ANIMAL RIGHTS MOVEMENT PUSHING TO IMPROVE FARM ANIMAL WELFARE
Erik Marcus, Editor-Vegan.com, 2005, Meat Market: animals, ethics and money, p. 70-1
One of the best things that can happen to farmed animals is when people start questioning the morality of raising animals for food. The animal rights movement inspire vast number of people to ponder the ethical implications of animal farming. Moreover, the movement is blessed with a range of arguments that are beautifully constructed and difficult to refute.
ACTIVISTS AND MOVEMENTS EFFECTIVE AT PROMOTING FARM ANIMAL WELFARE
Erik Marcus, Editor-Vegan.com, 2005, Meat Market: animals, ethics and money, p. 71
Activists have made astounding progress by pushing for animal welfare. In 1994, the late Henry Spira successfully pressured the USDA to drop its requirement for face-branding cattle imported from Mexico. In 2001, PETA and others successfully convinced the top three burger chains to issue new animal welfare guidelines to their suppliers.
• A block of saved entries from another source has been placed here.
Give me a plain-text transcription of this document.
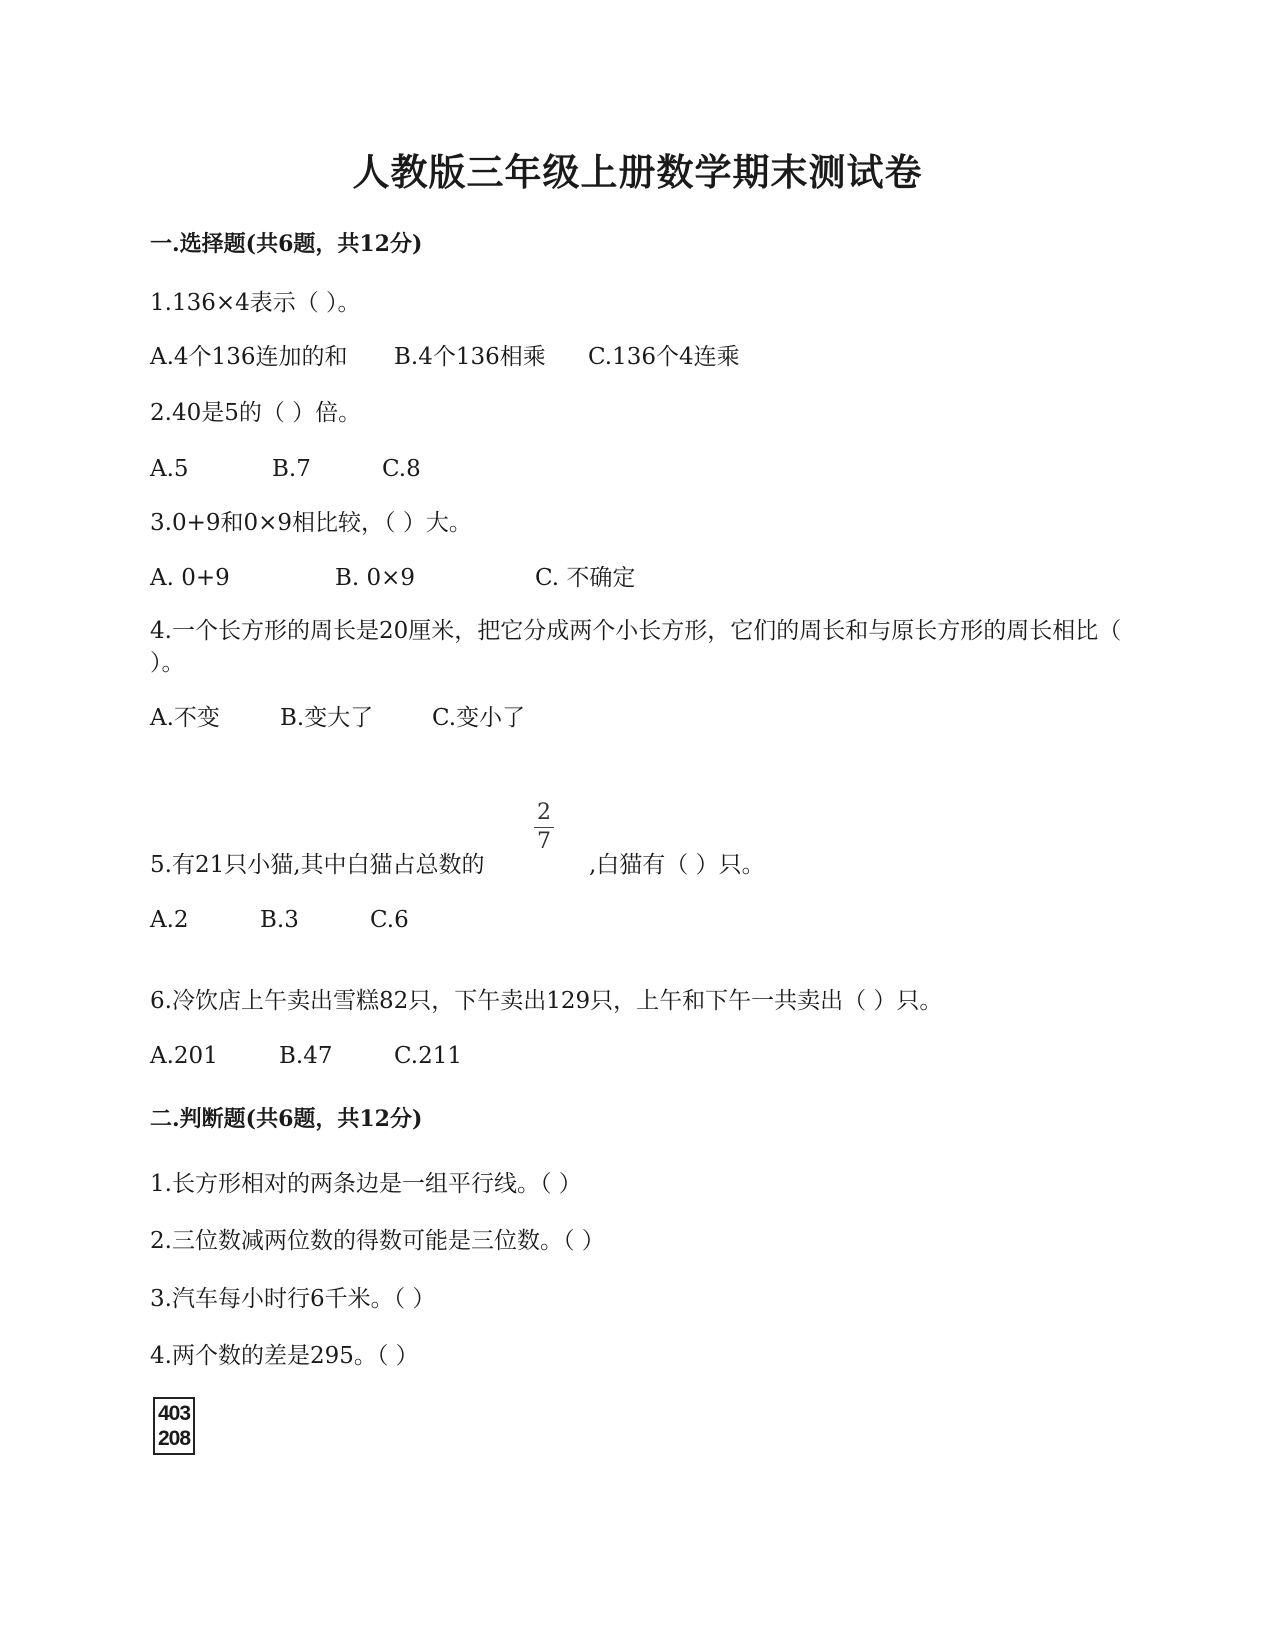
人教版三年级上册数学期末测试卷

一.选择题(共6题，共12分)

1.136×4表示（ ）。

A.4个136连加的和 B.4个136相乘 C.136个4连乘

2.40是5的（ ）倍。

A.5	B.7	C.8

3.0+9和0×9相比较，（ ）大。

A. 0+9	B. 0×9	C. 不确定

4.一个长方形的周长是20厘米，把它分成两个小长方形，它们的周长和与原长方形的周长相比（ ）。

A.不变	B.变大了	C.变小了

2
7

5.有21只小猫,其中白猫占总数的	,白猫有（ ）只。

A.2	B.3	C.6

6.冷饮店上午卖出雪糕82只，下午卖出129只，上午和下午一共卖出（ ）只。

A.201	B.47	C.211

二.判断题(共6题，共12分)

1.长方形相对的两条边是一组平行线。（ ）

2.三位数减两位数的得数可能是三位数。（ ）

3.汽车每小时行6千米。（ ）

4.两个数的差是295。（ ）

403
208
And in 2002, Farm Sanctuary and the HUSUS spearheaded a ballot initiative that banned the use of gestation crates at Florida’s pig farms.
These achievements are only the start of what is possible, and the great potential of animal welfare is still largely untapped. Right now, in regard to welfare concerns, America’s meat eaters are sitting on the sidelines. We need to get them involved.